Featured J.E.S. Author: Marianne Moyaert on the Role of Race in Interreligious Dialogue

Issue 60.2 of the Journal of Ecumenical Studies is now available via Project Muse. For this issue, we highlight Marianne Moyaert’s essay “Interreligious Dialogue, the Religiosecular, and the Race-Religion Divide: Musing from an Interfaith Scholar (and a Catholic Theologian),” which can be accessed HERE.

What is the central argument of your J.E.S. essay?

In this essay, I explore how, in Christian and, more specifically, Roman Catholic calls for interreligious dialogue, the acceptance of the so-called religiosecular divide goes hand-in-hand with the projection of the distinction between race and religion. I hypothesize that the dialogical turn in the Roman Catholic Church contributes to what Anya Topolski has called the masking of the religioracial constellation and what Geraldine Heng has called the refusal of race.

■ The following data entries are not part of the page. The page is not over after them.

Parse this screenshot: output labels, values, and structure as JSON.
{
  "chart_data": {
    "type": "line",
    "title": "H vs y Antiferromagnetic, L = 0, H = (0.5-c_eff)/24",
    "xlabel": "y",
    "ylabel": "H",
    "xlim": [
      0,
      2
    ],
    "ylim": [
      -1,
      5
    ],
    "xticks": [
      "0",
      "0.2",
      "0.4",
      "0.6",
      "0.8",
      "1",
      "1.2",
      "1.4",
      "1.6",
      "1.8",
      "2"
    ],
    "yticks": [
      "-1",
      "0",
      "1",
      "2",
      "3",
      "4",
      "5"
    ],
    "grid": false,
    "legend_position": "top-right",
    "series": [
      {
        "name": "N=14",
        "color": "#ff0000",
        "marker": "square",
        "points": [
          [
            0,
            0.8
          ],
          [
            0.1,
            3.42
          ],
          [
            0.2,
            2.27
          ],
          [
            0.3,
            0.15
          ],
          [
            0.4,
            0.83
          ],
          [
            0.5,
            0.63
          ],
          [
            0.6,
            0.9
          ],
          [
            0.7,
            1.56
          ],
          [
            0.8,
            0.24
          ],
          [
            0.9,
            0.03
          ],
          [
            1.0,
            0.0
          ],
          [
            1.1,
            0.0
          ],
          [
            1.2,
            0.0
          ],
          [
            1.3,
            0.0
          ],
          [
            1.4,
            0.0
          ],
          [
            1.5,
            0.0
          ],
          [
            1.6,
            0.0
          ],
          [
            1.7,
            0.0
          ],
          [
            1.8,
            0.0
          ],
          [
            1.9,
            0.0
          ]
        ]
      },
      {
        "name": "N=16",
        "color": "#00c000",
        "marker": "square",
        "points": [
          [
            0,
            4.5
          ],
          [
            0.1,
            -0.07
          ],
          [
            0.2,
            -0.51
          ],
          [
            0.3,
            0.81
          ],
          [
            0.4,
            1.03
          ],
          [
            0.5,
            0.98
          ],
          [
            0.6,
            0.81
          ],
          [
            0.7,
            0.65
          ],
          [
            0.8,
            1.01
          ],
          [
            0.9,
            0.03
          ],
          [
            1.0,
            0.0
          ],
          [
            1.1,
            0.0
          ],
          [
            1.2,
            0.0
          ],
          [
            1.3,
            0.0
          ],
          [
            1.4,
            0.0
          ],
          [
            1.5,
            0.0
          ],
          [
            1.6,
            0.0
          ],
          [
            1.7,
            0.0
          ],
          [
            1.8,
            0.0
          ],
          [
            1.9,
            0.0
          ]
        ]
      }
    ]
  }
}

Ironically, this becomes especially clear in the document We Remember, in which the Roman Catholic Church dedicated itself to exploring the extent to which it was co-responsible for the Shoah.

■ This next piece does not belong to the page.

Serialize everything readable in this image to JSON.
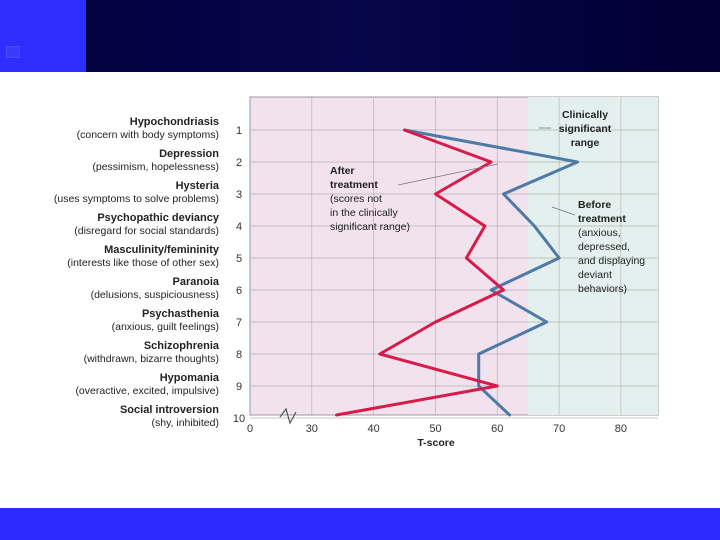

How did you become interested in this topic?

As a theologian of religions and interfaith educator, I was trained—like many—to treat religion and race as distinct domains. But over time, I became increasingly aware of how this separation restricted the critical scope of my work. Engaging with scholarship in critical race and secularism studies helped me see how deeply entangled these categories are, and how theology has often functioned to obscure that entanglement.

As a theologian of religions and interfaith educator, I was trained—like many—to treat religion and race as distinct domains. But over time, I became increasingly aware of how this separation restricted the critical scope of my work. This insight deepened while writing my recent book, Christian Imaginations of the Religious Other: A History of Religionization (Wiley-Blackwell, 2024), in which I trace how Christians throughout history have imagined religious others—Jews, Muslims, heretics, and pagans—and examine how these processes of religionization intersect with racialization. Engaging with critical race and secularism studies alongside this historical work made it increasingly clear how theology has often contributed to obscuring these entanglements, rather than confronting them.

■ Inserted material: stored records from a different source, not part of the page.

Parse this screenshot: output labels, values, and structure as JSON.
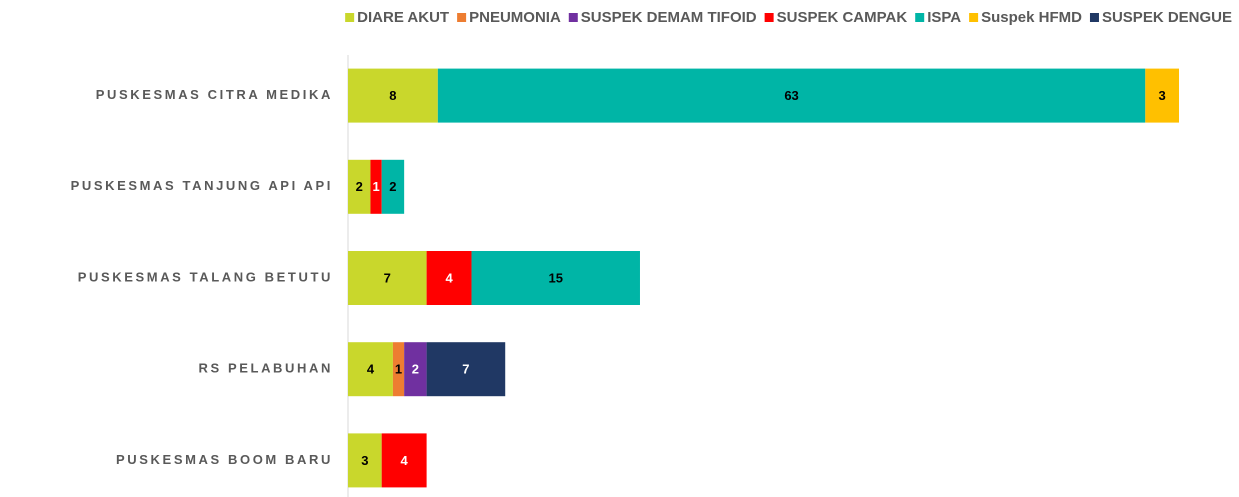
{
  "chart_data": {
    "type": "stacked_bar_horizontal",
    "categories": [
      "PUSKESMAS CITRA MEDIKA",
      "PUSKESMAS TANJUNG API API",
      "PUSKESMAS TALANG BETUTU",
      "RS PELABUHAN",
      "PUSKESMAS BOOM BARU"
    ],
    "series": [
      {
        "name": "DIARE AKUT",
        "color": "#c9d72c",
        "values": [
          8,
          2,
          7,
          4,
          3
        ]
      },
      {
        "name": "PNEUMONIA",
        "color": "#ed7d31",
        "values": [
          null,
          null,
          null,
          1,
          null
        ]
      },
      {
        "name": "SUSPEK DEMAM TIFOID",
        "color": "#7030a0",
        "values": [
          null,
          null,
          null,
          2,
          null
        ]
      },
      {
        "name": "SUSPEK CAMPAK",
        "color": "#ff0000",
        "values": [
          null,
          1,
          4,
          null,
          4
        ]
      },
      {
        "name": "ISPA",
        "color": "#00b5a6",
        "values": [
          63,
          2,
          15,
          null,
          null
        ]
      },
      {
        "name": "Suspek HFMD",
        "color": "#ffc000",
        "values": [
          3,
          null,
          null,
          null,
          null
        ]
      },
      {
        "name": "SUSPEK DENGUE",
        "color": "#203864",
        "values": [
          null,
          null,
          null,
          7,
          null
        ]
      }
    ],
    "legend": "top"
  }
}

You call attention to the corpus christianum and how excluding the religio-racial other was presented as a matter of societal health in the Middle Ages—an argument that draws comparisons to xenophobic violence in both the 20th and 21st centuries. If modern racism is not, in fact, modern, how do you think it has changed in the last hundred years?

What’s changed is not the logic of exclusion but the terms in which it is justified. In the Middle Ages, Christian authorities framed Jews, Muslims, and others as bodily threats to the purity of the Christian social body. Today, that same logic resurfaces in secularized language—invoking security, civility, or integration—but continues to mark certain bodies and beliefs as out of place. Understanding these continuities is essential for meaningful theological engagement with race.

What is your next project?

My next project, co-authored with Michelle Voss Roberts, is titled Multiple Voices, Multiple Salvations: Entangling Theologies of Religions. This comparative theological project reimagines salvation by engaging voices long excluded from dominant Christian theology, foregrounding race, gender, coloniality, and ecology. Each chapter brings Christian traditions into conversation with other theological perspectives, reworking central themes through embodied and entangled approaches to explore what multiple, liberative visions of salvation might look like today.


Marianne Moyaert, Ph.D., is a Professor at KU Leuven in Belgium, where she joined the Research Unit for Systematic Theology and the Study of Religions in 2023. Previously, she was Chair of Comparative Theology and Hermeneutics of Interreligious Dialogue at VU Amsterdam, where she led the master’s program in Interreligious Studies and the Emoena interfaith leadership program. Her research encompasses comparative theology, interreligious hermeneutics, and Jewish-Christian relations, with a particular interest in the ritual and material aspects of interfaith encounters. Since 2020, Dr. Moyaert has directed the VIDI research project Unequal Partners? a comparative ethnographic study examining how Christian-Jewish and Christian-Islamic couples in the Netherlands navigate their daily lives. She is also the editor-in-chief of Currents of Encounter, a Brill series at the intersection of theology, intercultural studies, and interfaith dialogue. A long-standing leader in the field, she serves on the steering committee for the Interreligious/Interfaith Studies group and has co-chaired the Comparative Theology group at the American Academy of Religion. Her magisterial new book, Christian Imaginations of the Religious Other: A History of Religionization (Wiley, 2024), crafts a Western European mosaic of religionization's turbulent history by unveiling how religious identities are constructed, hierarchies function, and how they are relevant for engaging diverse societies today worldwide.